MemFly: On-the-Fly Memory Optimization via Information Bottleneck
Zhenyuan Zhang, Xianzhang Jia, Zhiqin Yang, Zhenbo Song, Wei Xue, Sirui Han, Yike Guo
TL;DR
MemFly reframes agent memory as an online information bottleneck problem to compress history while preserving task-relevant evidence, tackling the trade-off between memory fidelity and compactness. It introduces a Note-Keyword-Topic memory hierarchy and a gradient-free, LLM-guided approach to online memory consolidation via merge, link, and append operations. Retrieval is performed through a tri-pathway hybrid mechanism (macro-semantic topics, micro-symbolic keywords, and topological expansion) with iterative evidence refinement to handle complex, multi-hop queries. Empirical results on LoCoMo show MemFly outperforming state-of-the-art baselines across diverse backbone models in memory coherence, response fidelity, and reasoning accuracy, demonstrating the approach’s robustness and scalability.
Abstract
Long-term memory enables large language model agents to tackle complex tasks through historical interactions.
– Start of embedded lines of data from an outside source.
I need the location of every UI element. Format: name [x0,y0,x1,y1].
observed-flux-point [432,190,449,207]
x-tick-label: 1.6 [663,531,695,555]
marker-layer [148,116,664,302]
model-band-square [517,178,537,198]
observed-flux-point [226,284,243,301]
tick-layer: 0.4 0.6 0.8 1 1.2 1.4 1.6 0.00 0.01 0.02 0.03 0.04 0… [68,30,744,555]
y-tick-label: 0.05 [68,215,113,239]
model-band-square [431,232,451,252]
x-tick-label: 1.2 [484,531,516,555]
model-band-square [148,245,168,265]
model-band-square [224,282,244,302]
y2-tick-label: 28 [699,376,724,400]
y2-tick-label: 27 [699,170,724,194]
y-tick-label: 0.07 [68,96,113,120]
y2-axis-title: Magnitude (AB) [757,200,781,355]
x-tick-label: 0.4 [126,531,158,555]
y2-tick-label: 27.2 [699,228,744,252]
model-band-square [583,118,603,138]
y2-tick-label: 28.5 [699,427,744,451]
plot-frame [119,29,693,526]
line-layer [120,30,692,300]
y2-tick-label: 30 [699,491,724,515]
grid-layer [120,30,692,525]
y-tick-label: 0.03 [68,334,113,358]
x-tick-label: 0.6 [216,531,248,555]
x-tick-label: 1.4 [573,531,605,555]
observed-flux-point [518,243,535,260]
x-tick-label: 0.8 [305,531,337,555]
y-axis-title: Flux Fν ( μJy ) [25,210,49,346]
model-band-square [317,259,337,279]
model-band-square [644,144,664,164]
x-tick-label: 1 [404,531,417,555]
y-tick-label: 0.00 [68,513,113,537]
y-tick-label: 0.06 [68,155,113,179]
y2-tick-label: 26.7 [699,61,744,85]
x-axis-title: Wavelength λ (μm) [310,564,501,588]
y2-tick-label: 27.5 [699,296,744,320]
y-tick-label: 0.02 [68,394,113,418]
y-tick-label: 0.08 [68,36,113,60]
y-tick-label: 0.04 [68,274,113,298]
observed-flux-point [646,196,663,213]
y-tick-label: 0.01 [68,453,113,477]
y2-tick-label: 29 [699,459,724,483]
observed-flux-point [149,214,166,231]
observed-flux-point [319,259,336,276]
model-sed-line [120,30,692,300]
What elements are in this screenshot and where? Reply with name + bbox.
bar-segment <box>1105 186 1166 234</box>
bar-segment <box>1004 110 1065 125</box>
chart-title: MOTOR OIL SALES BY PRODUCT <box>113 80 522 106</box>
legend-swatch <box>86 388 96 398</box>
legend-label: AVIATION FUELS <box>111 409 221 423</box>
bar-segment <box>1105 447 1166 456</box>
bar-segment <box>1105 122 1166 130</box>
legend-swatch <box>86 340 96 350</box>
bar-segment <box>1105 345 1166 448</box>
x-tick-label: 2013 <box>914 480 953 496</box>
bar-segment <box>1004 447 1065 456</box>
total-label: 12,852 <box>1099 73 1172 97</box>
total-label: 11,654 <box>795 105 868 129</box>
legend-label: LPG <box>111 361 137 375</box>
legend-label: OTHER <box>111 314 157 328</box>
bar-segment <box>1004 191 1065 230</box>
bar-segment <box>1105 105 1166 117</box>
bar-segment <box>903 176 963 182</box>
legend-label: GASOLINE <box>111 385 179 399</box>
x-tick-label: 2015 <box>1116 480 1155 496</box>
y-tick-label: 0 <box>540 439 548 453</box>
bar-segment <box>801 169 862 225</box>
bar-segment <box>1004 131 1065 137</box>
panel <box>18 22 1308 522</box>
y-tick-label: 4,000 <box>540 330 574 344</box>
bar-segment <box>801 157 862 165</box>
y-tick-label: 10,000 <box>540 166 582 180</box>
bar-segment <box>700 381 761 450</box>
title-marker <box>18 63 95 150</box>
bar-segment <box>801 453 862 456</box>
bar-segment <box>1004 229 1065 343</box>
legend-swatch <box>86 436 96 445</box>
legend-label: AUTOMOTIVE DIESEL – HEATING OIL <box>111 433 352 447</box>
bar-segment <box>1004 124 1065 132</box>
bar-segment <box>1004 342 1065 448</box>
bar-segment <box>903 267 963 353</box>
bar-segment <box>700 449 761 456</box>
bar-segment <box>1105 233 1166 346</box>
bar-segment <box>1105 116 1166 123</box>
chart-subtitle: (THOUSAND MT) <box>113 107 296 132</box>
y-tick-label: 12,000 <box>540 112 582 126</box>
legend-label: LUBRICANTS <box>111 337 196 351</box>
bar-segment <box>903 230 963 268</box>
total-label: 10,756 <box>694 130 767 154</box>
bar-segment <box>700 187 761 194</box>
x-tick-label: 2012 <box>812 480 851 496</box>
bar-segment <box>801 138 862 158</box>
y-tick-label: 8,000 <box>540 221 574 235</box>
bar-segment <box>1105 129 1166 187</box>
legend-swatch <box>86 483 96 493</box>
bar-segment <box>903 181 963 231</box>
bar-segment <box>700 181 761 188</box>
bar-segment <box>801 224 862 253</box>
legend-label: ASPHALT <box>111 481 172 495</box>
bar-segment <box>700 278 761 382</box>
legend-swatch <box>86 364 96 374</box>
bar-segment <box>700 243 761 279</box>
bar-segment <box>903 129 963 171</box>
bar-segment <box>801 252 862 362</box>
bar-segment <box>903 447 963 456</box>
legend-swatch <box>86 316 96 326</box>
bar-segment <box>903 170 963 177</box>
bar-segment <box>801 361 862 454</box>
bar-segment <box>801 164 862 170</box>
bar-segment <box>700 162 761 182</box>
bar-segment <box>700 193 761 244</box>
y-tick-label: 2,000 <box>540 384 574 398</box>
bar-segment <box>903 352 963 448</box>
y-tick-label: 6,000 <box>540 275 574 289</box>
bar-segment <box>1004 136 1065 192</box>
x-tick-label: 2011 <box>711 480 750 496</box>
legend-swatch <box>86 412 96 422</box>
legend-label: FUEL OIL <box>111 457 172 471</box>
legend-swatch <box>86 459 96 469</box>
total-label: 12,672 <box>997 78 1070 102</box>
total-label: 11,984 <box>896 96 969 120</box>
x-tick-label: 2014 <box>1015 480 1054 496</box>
However, existing frameworks encounter a fundamental dilemma between compressing redundant information efficiently and maintaining precise retrieval for downstream tasks. To bridge this gap, we propose MemFly, a framework grounded in information bottleneck principles that facilitates on-the-fly memory evolution for LLMs. Our approach minimizes compression entropy while maximizing relevance entropy via a gradient-free optimizer, constructing a stratified memory structure for efficient storage. To fully leverage MemFly, we develop a hybrid retrieval mechanism that seamlessly integrates semantic, symbolic, and topological pathways, incorporating iterative refinement to handle complex multi-hop queries. Comprehensive experiments demonstrate that MemFly substantially outperforms state-of-the-art baselines in memory coherence, response fidelity, and accuracy.